Les médias américains ont emboîté le pas à leurs collègues en France, écoutant le récit des sauvages de la campagne-bumpkin devenus fou furieux. Reportage pour la Nouvelle République, Alexander Hurst a qualifié les Gilets Jaunes de laids et illibéraux, leur ascension inséparables de la politique d'extrême droite. Hurst prétendait dévoiler le cœur antisémite du mouvement des Gilets Jaunes, la preuve étant quelques incidents disparates de manifestants maudissant des Juifs dans la rue ou faisant des salutations nazies, un comportement qui devait en quelque sorte définir un mouvement impliquant des centaines de milliers de personnes. Adam Nossiter du New York Times, en écrivant en décembre, a opté pour un portrait de Gilets Jaunes dans le centre-ville de Guéret, dans le centre de la France, où les "acides... romans d'un célèbre fils natif, l'écrivain antisémite du XXe siècle Marcel Jouhandeau" avait habitué les habitants de Guéret" à se moquer d'eux comme l'incarnation de l'arriération provinciale. "Nossiter caractérisait les Gilets Jaunes avec une insinuation sournoise: ils étaient tous les descendants de ceux qui ont inspiré les personnages de Jouhandeau." Le comité de rédaction du Times a exercé son discernement avec une description ridiculement inadaptée des Gilets Jaunes comme les cousins des Américains qui ont voté pour Donald Trump, et des Polonais, Hongrois et Italiens qui ont élu des gouvernements populistes et antidémocratiques.

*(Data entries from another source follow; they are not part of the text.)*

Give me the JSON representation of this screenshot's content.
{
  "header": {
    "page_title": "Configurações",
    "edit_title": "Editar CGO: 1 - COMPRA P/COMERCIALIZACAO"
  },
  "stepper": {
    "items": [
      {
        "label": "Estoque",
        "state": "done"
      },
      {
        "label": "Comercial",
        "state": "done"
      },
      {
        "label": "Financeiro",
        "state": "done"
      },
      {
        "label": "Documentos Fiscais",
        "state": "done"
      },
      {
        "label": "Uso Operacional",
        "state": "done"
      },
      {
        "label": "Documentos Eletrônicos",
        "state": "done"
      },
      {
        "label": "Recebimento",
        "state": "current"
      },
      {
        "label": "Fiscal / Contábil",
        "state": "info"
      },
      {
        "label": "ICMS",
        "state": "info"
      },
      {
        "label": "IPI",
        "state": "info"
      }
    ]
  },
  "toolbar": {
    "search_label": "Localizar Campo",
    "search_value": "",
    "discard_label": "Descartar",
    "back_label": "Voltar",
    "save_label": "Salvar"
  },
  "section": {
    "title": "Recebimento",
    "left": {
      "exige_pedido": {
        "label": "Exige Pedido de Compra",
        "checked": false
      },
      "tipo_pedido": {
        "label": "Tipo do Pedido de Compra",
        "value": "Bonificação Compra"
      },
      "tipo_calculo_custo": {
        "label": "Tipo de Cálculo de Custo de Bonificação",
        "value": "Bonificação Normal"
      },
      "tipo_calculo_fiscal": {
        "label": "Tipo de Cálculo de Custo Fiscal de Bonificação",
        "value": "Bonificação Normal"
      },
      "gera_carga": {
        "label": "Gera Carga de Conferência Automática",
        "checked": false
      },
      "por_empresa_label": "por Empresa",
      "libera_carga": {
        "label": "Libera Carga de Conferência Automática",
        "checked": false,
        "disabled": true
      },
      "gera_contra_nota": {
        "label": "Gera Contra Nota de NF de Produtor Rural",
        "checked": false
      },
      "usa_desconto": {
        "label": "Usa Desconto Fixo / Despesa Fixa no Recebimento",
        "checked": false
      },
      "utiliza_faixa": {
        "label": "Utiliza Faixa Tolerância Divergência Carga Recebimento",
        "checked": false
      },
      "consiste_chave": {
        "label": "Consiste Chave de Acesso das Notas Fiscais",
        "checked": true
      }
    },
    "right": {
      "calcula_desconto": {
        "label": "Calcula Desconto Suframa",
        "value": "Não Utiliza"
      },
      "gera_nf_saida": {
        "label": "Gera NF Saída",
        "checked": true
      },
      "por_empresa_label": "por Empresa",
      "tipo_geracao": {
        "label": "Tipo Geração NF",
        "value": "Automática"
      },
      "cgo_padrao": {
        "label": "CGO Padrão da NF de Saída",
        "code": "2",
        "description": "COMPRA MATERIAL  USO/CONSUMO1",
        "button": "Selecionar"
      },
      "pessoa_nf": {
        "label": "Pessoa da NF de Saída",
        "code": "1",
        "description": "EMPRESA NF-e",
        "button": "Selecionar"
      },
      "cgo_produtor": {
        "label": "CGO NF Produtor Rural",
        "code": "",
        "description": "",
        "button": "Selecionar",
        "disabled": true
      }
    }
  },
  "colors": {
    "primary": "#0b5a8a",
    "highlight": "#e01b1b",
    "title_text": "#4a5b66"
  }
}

En trois semaines d'interview de dizaines de Gilets Jaunes choisis au hasard dans les rues de Paris, dans d'autres villes comme Rouen et dans les petites villes de la capitale, je n'ai trouvé personne qui correspondait à ce profil - pas un partisan du Rallye National ou de la Marine Le Pen, pas celui qui a mentionné les Juifs, ou a exprimé la haine des immigrants ou des musulmans, ou dont les idées de gouvernance pourraient être décrites à distance comme illibérales. Quand j'ai mentionné Donald Trump, ce que j'ai obtenu en réponse, de ceux qui ont pris la peine de nous suivre politique, crachait des invectives doublées de dégoût envers les stupides Américains pour l'avoir élu.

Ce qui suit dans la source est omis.